Crowds at matches have been adequate, if not as large as Haroon Lorgat, the chief executive of the ICC, implied the other day. Television audiences have surpassed expectations with the match between India and England breaking viewing records held only until India played Pakistan.

The final yesterday was expected to set a new figure for a cricket match. The 50-over game which has already been the subject of many obituaries, has lived, it would seem, to fight another day.

But being in India, Sri Lanka and Bangladesh is to have been part of the passing throng. Evidence from elsewhere – England, Australia, South Africa – hints that this competition has not exactly made their worlds go round.

That is the continuing conundrum for the game. Its success in terms of mass fanbase, television audience and commercial returns is stemming from one area, the sub-continent in general and India in particular. That places a moral burden on India to realise its responsibility to the wider cricketing world which it is not yet fully prepared to accept.
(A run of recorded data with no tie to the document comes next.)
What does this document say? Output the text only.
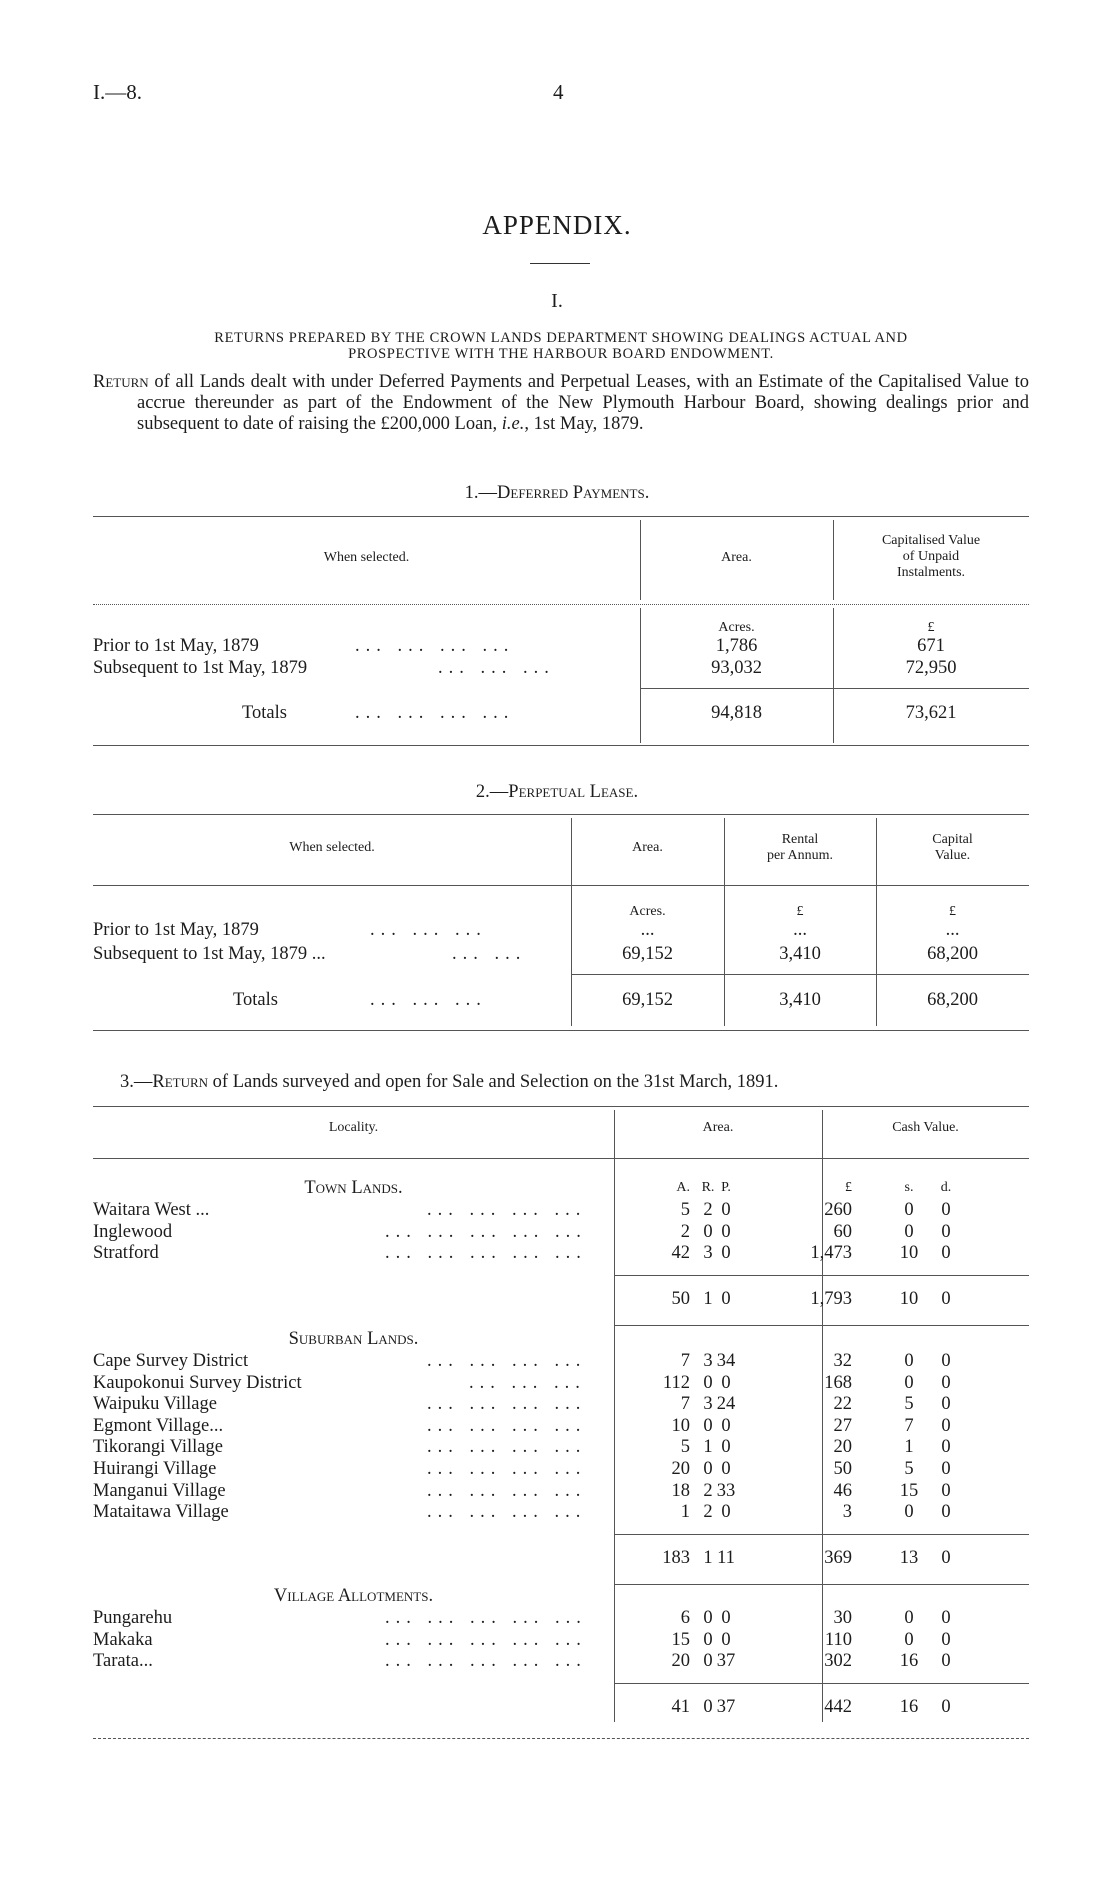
I.—8.	4
APPENDIX.
I.
RETURNS PREPARED BY THE CROWN LANDS DEPARTMENT SHOWING DEALINGS ACTUAL AND
PROSPECTIVE WITH THE HARBOUR BOARD ENDOWMENT.
Return of all Lands dealt with under Deferred Payments and Perpetual Leases, with an Estimate of the Capitalised Value to accrue thereunder as part of the Endowment of the New Plymouth Harbour Board, showing dealings prior and subsequent to date of raising the £200,000 Loan, i.e., 1st May, 1879.
1.—Deferred Payments.
When selected.	Area.
Capitalised Value
of Unpaid
Instalments.
Acres.	£
Prior to 1st May, 1879	... ... ... ...	1,786	671
Subsequent to 1st May, 1879	... ... ...	93,032	72,950
Totals	... ... ... ...	94,818	73,621
2.—Perpetual Lease.
When selected.	Area.
Rental
per Annum.
Capital
Value.
Acres.	£	£
Prior to 1st May, 1879	... ... ...	...	...	...
Subsequent to 1st May, 1879 ...	... ...	69,152	3,410	68,200
Totals	... ... ...	69,152	3,410	68,200
3.—Return of Lands surveyed and open for Sale and Selection on the 31st March, 1891.
Locality.	Area.	Cash Value.
Town Lands.	A. R. P.	£	s.	d.
Waitara West ...	... ... ... ...	5 2 0	260	0	0
Inglewood	... ... ... ... ...	2 0 0	60	0	0
Stratford	... ... ... ... ...	42 3 0	1,473	10	0
50 1 0	1,793	10	0
Suburban Lands.
Cape Survey District	... ... ... ...	7 3 34	32	0	0
Kaupokonui Survey District	... ... ...	112 0 0	168	0	0
Waipuku Village	... ... ... ...	7 3 24	22	5	0
Egmont Village...	... ... ... ...	10 0 0	27	7	0
Tikorangi Village	... ... ... ...	5 1 0	20	1	0
Huirangi Village	... ... ... ...	20 0 0	50	5	0
Manganui Village	... ... ... ...	18 2 33	46	15	0
Mataitawa Village	... ... ... ...	1 2 0	3	0	0
183 1 11	369	13	0
Village Allotments.
Pungarehu	... ... ... ... ...	6 0 0	30	0	0
Makaka	... ... ... ... ...	15 0 0	110	0	0
Tarata...	... ... ... ... ...	20 0 37	302	16	0
41 0 37	442	16	0
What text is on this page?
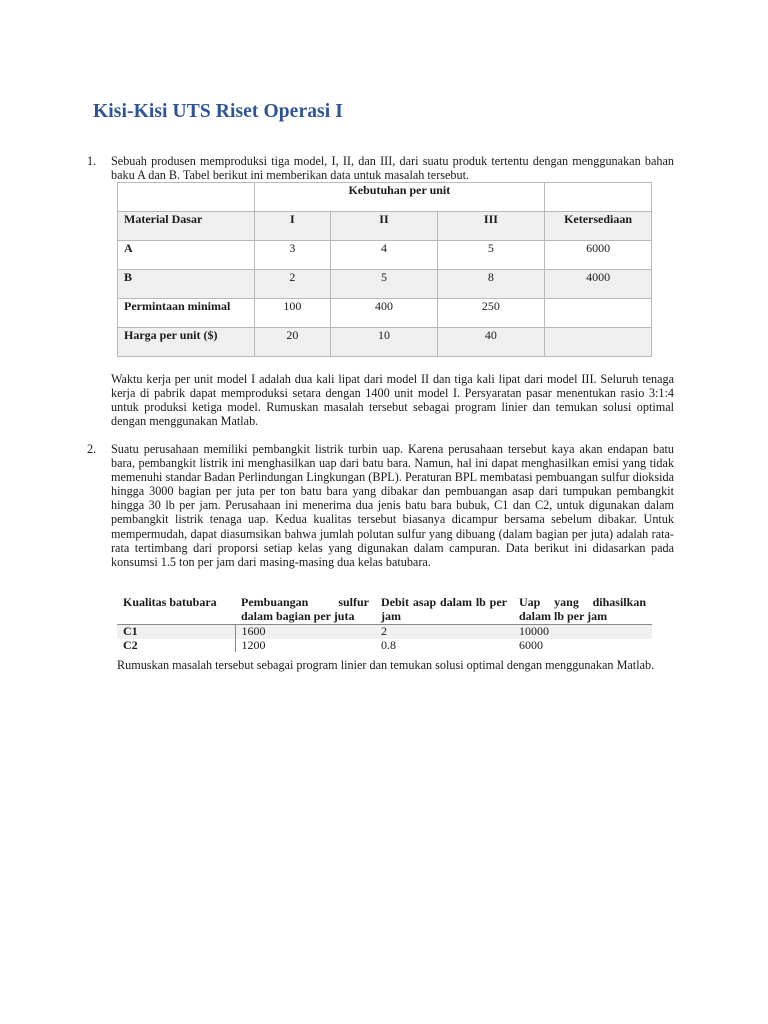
Kisi-Kisi UTS Riset Operasi I
1. Sebuah produsen memproduksi tiga model, I, II, dan III, dari suatu produk tertentu dengan menggunakan bahan baku A dan B. Tabel berikut ini memberikan data untuk masalah tersebut.
	Kebutuhan per unit			
Material Dasar	I	II	III	Ketersediaan
A	3	4	5	6000
B	2	5	8	4000
Permintaan minimal	100	400	250	
Harga per unit ($)	20	10	40	
Waktu kerja per unit model I adalah dua kali lipat dari model II dan tiga kali lipat dari model III. Seluruh tenaga kerja di pabrik dapat memproduksi setara dengan 1400 unit model I. Persyaratan pasar menentukan rasio 3:1:4 untuk produksi ketiga model. Rumuskan masalah tersebut sebagai program linier dan temukan solusi optimal dengan menggunakan Matlab.
2. Suatu perusahaan memiliki pembangkit listrik turbin uap. Karena perusahaan tersebut kaya akan endapan batu bara, pembangkit listrik ini menghasilkan uap dari batu bara. Namun, hal ini dapat menghasilkan emisi yang tidak memenuhi standar Badan Perlindungan Lingkungan (BPL). Peraturan BPL membatasi pembuangan sulfur dioksida hingga 3000 bagian per juta per ton batu bara yang dibakar dan pembuangan asap dari tumpukan pembangkit hingga 30 lb per jam. Perusahaan ini menerima dua jenis batu bara bubuk, C1 dan C2, untuk digunakan dalam pembangkit listrik tenaga uap. Kedua kualitas tersebut biasanya dicampur bersama sebelum dibakar. Untuk mempermudah, dapat diasumsikan bahwa jumlah polutan sulfur yang dibuang (dalam bagian per juta) adalah rata-rata tertimbang dari proporsi setiap kelas yang digunakan dalam campuran. Data berikut ini didasarkan pada konsumsi 1.5 ton per jam dari masing-masing dua kelas batubara.
Kualitas batubara	Pembuangan sulfur dalam bagian per juta	Debit asap dalam lb per jam	Uap yang dihasilkan dalam lb per jam
C1	1600	2	10000
C2	1200	0.8	6000
Rumuskan masalah tersebut sebagai program linier dan temukan solusi optimal dengan menggunakan Matlab.
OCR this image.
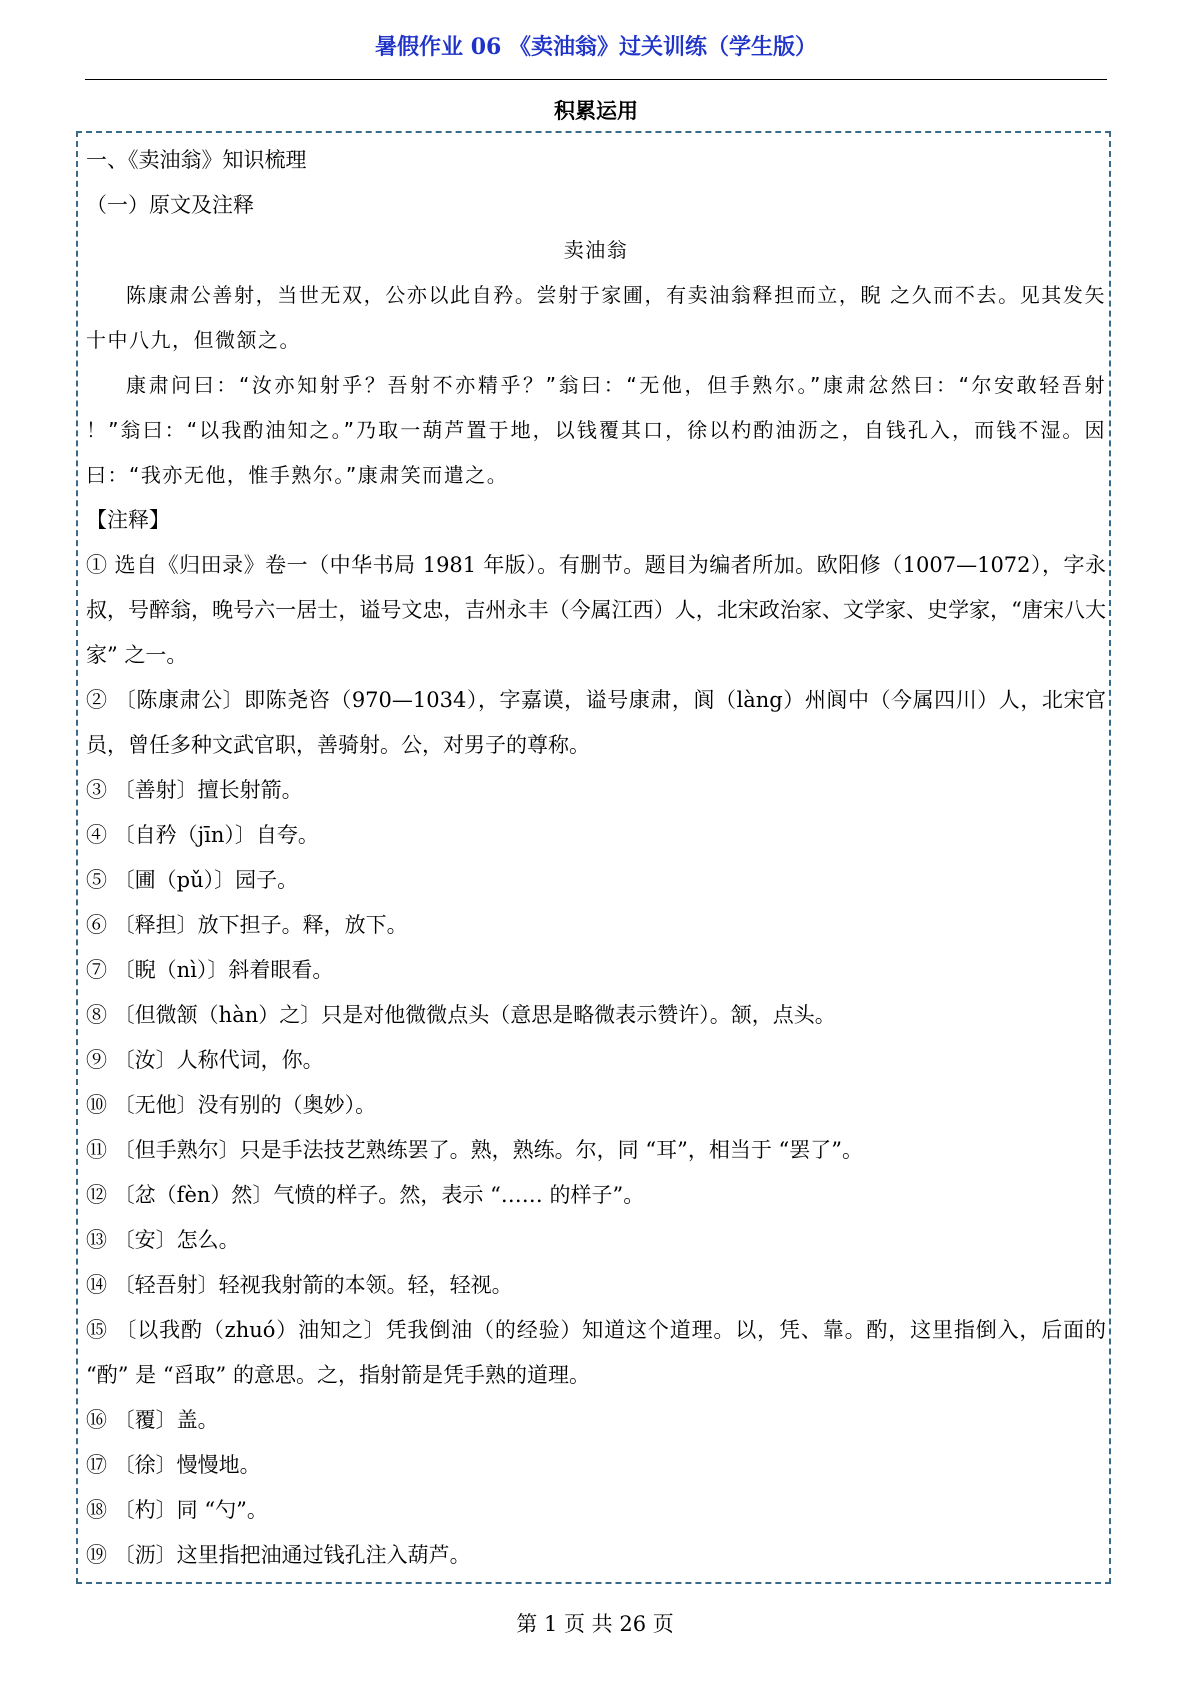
暑假作业 06 《卖油翁》过关训练（学生版）
积累运用

一、《卖油翁》知识梳理

（一）原文及注释

卖油翁

陈康肃公善射，当世无双，公亦以此自矜。尝射于家圃，有卖油翁释担而立，睨 之久而不去。见其发矢十中八九，但微颔之。

康肃问曰：“汝亦知射乎？吾射不亦精乎？”翁曰：“无他，但手熟尔。”康肃忿然曰：“尔安敢轻吾射 ！”翁曰：“以我酌油知之。”乃取一葫芦置于地，以钱覆其口，徐以杓酌油沥之，自钱孔入，而钱不湿。因曰：“我亦无他，惟手熟尔。”康肃笑而遣之。

【注释】

① 选自《归田录》卷一（中华书局 1981 年版）。有删节。题目为编者所加。欧阳修（1007—1072），字永叔，号醉翁，晚号六一居士，谥号文忠，吉州永丰（今属江西）人，北宋政治家、文学家、史学家，“唐宋八大家” 之一。

② 〔陈康肃公〕即陈尧咨（970—1034），字嘉谟，谥号康肃，阆（làng）州阆中（今属四川）人，北宋官员，曾任多种文武官职，善骑射。公，对男子的尊称。

③ 〔善射〕擅长射箭。

④ 〔自矜（jīn）〕自夸。

⑤ 〔圃（pǔ）〕园子。

⑥ 〔释担〕放下担子。释，放下。

⑦ 〔睨（nì）〕斜着眼看。

⑧ 〔但微颔（hàn）之〕只是对他微微点头（意思是略微表示赞许）。颔，点头。

⑨ 〔汝〕人称代词，你。

⑩ 〔无他〕没有别的（奥妙）。

⑪ 〔但手熟尔〕只是手法技艺熟练罢了。熟，熟练。尔，同 “耳”，相当于 “罢了”。

⑫ 〔忿（fèn）然〕气愤的样子。然，表示 “…… 的样子”。

⑬ 〔安〕怎么。

⑭ 〔轻吾射〕轻视我射箭的本领。轻，轻视。

⑮ 〔以我酌（zhuó）油知之〕凭我倒油（的经验）知道这个道理。以，凭、靠。酌，这里指倒入，后面的 “酌” 是 “舀取” 的意思。之，指射箭是凭手熟的道理。

⑯ 〔覆〕盖。

⑰ 〔徐〕慢慢地。

⑱ 〔杓〕同 “勺”。

⑲ 〔沥〕这里指把油通过钱孔注入葫芦。

第 1 页 共 26 页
In the next few years it will be fascinating whether it permits the ICC to be a proper governing body or whether the ICC merely becomes a branch office of the BCCI. It may be that the ancien regime, the old countries of England and Australia, will have to flex their withered muscles and remind India and her friends of the hold axiom that to win you always need someone to play against.

The only show in town

Television advertising rates were spiked hugely for the final. This applied as much to stations which did not have broadcast rights as much as to stations with them. For 10-second slots – and they were all that were available –advertisers were being charged 30 lakh rupees, which translates as three million rupees or almost £42,000. According to sources quoted in the Times of India, it left big hit shows like Indian Idol “in its shadow.”

Kumar's in at No 1

Of the 94 men to have been captain of teams in the World Cup, eight have also been their team’s wicketkeeper. But Mahendra Singh Dhoni and Kumar Sangakkara were the first to combine the roles in the final. England’s only captain was Alec Stewart in 1999. The most successful going into the final was Sangakkara with most runs, catches and stumpings.

Tickets please

The Wankhede Stadium, venue for the final, is a ground transformed. It was decrepit and ramshackle, now it is almost state of the art. The number of turnstiles has increased from none to 55, the number of toilets from 296 to 1130.

But in one crucial area it has diminished and it caused no end of bother in the days before the match. The ground capacity went down from 38,830 to 33,179. Only 4,000 of those seats were available for public sale. Tickets were changing hands on the black market for up to 10 times face value and the money was being gladly handed over.